Brytyjskie PMI również wzrosło powyżej prognoz (56,6 pkt wobec 56,1 pkt), jednak reszta danych z Wielkiej Brytanii rozczarowała. W styczniu zaakceptowano 48,2 tysiące wniosków o kredyt hipoteczny a spodziewano się spadku ich liczby jedynie do poziomu 50 tysięcy z raportowanych w grudniu 58,2 tysięcy. Większemu od prognoz ograniczeniu uległa również podaż pieniądza w pierwszym miesiącu 2010 roku (4,9% r/r wobec oczekiwanych 5,1% r/r oraz 6,6% r/r w grudniu). Jednak nie tylko te informacje doprowadziły do tego, że brytyjski funt był dzisiaj najdynamiczniej tracącą na wartości walutą z tych należących do najbardziej uprzemysłowionych gospodarek. Pojawiły się spekulację, że obecna sytuacja fiskalno-budżetowa na Wyspach przypomnianą tą w Grecji sprzed obecnego kryzysu (trwającego już od listopada 2009 roku). Dodatkowo nie ma pewności jaka opcja polityczna zwycięży w tegorocznych wyborach parlamentarnych co dodatkowo rodzi presję na deprecjację funta sterlinga. Nie bez znaczenia była również publikacja
rozczarowujących wyników przez brytyjskiego giganta finansowego HSBC, którego całoroczny zysk w kończącym się roku rozrachunkowym wyniósł 5,83 mld USD wobec oczekiwanych 7,76 mld USD oraz 5,73 mld USD w roku poprzednim. Mieszane dane ze Stanów Zjednoczonych W styczniu, czwarty miesiąc z rzędu wzrosły wydatki Amerykanów, tym razem o 0,5% m/m wobec prognozowanego wzrostu o 0,3% m/m. Może to stanowić optymistyczną przesłankę na przyszłość. Jednocześnie jednak dochody Amerykanów wzrosły w tym samym okresie jedynie o 0,1% m/m a spodziewano się wzrostu tej figury o 0,3% m/m. Lutowy indeks ISM dla sektora przemysłowego siódmy miesiąc z rzędu potwierdził rozwój tej gałęzi amerykańskiej gospodarki, która dzięki wzrostowi popytu zewnętrznego może stanowić siłę napędową wychodzenia Stanów Zjednoczonych z recesji. Mimo wszystko odczyt na poziomie 56,5 pkt był niższy od prognoz (57,5 pkt ) oraz odczytu grudniowego – 58,4 pkt. W styczniu ponownie spadły wydatki na inwestycje budowlane (-0,6% m/m wobec prognoz na poziomie
-0,9% m/m oraz -1,2% m/m poprzednio). Odczyt nieco lepszy od oczekiwań nie może jednak świadczyć na korzyść nadal mało dynamicznie wychodzącego z kryzysu amerykańskiego rynku nieruchomości. Te mieszane dane z amerykańskiej gospodarki nie zaszkodziły jednak nastrojom na rynkach kapitałowych. Amerykański dolar pomimo wzrostów na giełdach umocnił się wobec wspólnej waluty.
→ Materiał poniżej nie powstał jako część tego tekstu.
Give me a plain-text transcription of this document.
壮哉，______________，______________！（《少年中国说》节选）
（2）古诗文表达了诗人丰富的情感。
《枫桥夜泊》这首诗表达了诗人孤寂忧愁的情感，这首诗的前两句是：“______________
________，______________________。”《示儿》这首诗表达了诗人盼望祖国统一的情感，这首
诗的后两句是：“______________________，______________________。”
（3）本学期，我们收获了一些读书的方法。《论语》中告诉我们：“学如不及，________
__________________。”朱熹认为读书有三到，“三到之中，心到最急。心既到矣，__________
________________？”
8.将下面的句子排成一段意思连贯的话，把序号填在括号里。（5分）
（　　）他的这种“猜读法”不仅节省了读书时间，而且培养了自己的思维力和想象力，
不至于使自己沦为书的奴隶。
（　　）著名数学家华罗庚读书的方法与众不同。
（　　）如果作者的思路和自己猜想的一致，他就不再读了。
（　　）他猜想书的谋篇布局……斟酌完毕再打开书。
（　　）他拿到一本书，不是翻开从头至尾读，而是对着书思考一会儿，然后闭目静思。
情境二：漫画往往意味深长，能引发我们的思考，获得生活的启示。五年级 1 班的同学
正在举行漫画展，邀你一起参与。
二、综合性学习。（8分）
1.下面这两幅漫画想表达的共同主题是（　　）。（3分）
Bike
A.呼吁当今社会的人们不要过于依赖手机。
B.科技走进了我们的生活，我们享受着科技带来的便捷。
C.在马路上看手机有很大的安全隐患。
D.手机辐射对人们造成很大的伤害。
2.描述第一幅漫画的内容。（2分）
Fakt ten mógł między innymi wynikać z braku wystarczająco silnych impulsów fundamentalnych do wybicia się kursu eurodolara górą z konsolidacji 1,3480 – 1,3650. Rynek krajowy Dzisiaj inwestorzy polscy poznali jedynie odczyt lutowego indeksu PMI dla sektora przemysłowego. Wyniósł on 52,4 pkt wobec prognozowanych 51,9 pkt oraz 51 pkt w grudniu. Informacja ta była jednym czynników, które spowodowały konsolidację polskich par walutowych blisko lokalnych minimów (szczególnie pary EUR/PLN). Polskiej walucie sprzyjały również dobre nastroje na rynkach kapitałowych.